Les programmes pédagogiques doivent également être évalués compte tenu de l’aspect de la satisfaction des travailleurs et de la qualité de leur travail et de leur qualité de vie. En abordant ces deux domaines, les aspects communautaires de la formation (formation dans et pour la communauté) ont été fortement démontrés. L’inclusion de la population dans les différentes communautés est extrêmement faible dans quelques environnements. La relation correcte entre l’apprentissage électronique et l’apprentissage « en direct » doit également être pris en considération.

Le dialogue social dans le monde et l’industrie 4.0

Dans les diverses sources en ligne et autres, le côté technologique de l’industrie 4.0 est présenté de façon très détaillée et positive, et son impact sur les travailleurs est exposé et étudié dans les moindres détails. Les tendances mondiales créent en particulier des emplois atypiques. Les relations de travail (contrats) sont individualisées et les accords entre les employeurs et les travailleurs ne sont pas approuvés, dans de nombreux cas, par les syndicats et les conventions collectives. La flexibilité des emplois est ainsi réalisée à plusieurs niveaux : temporelle (disponible à n’importe quel moment, spatiale (travailler de n’importe où), travailler pour des employeurs multiples, performance simultanée de plusieurs activités différentes. Les groupes vulnérables, telles que les jeunes femmes, sont particulièrement exposés.
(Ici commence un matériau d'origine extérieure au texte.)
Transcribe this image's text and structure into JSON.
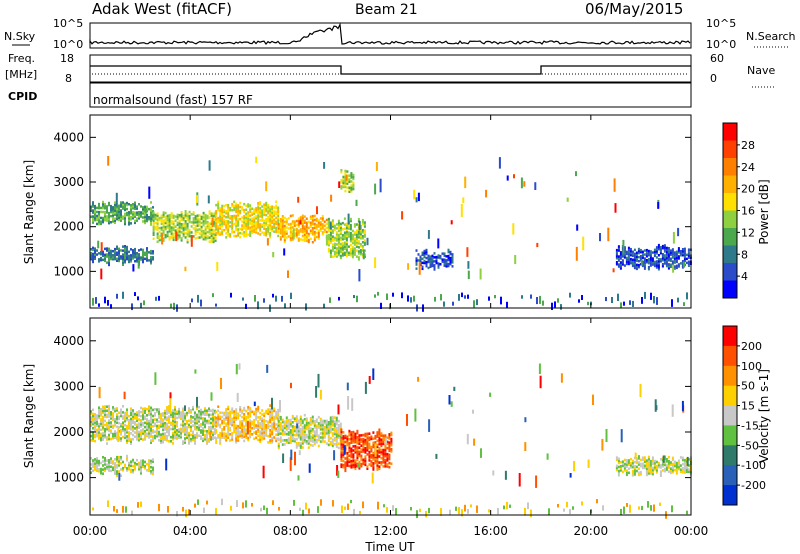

Les syndicats et les autres organisations consacrent beaucoup de temps à réfléchir et à se poser la question de savoir comment combiner la flexibilité requise et la sécurité sociale nécessaire aux lieux de travail. La question de savoir comment les inclure aux formes atypiques d’emploi est très importante. Le fait est qu’il est nécessaire d’œuvrer à l’établissement de normes pour ces formes d’emploi, en dépit du fait que ce genre de personnel n’est pas habituellement inclus dans les syndicats. Les normes réduites dans les formes atypiques d’emploi réduisent indirectement les normes et par conséquent la qualité des emplois dans les formes régulières d’emploi.

Le pilier européen des droits sociaux est l’une des solutions possible. Les processus de sa création et sa mise en œuvre doivent être uniformément intensifiés. Il est également nécessaire de réfléchir sur le type d’offre que les syndicats et les autres « organisations de travailleurs » peuvent apporter aux porteurs des nouvelles formes d’emploi atypiques.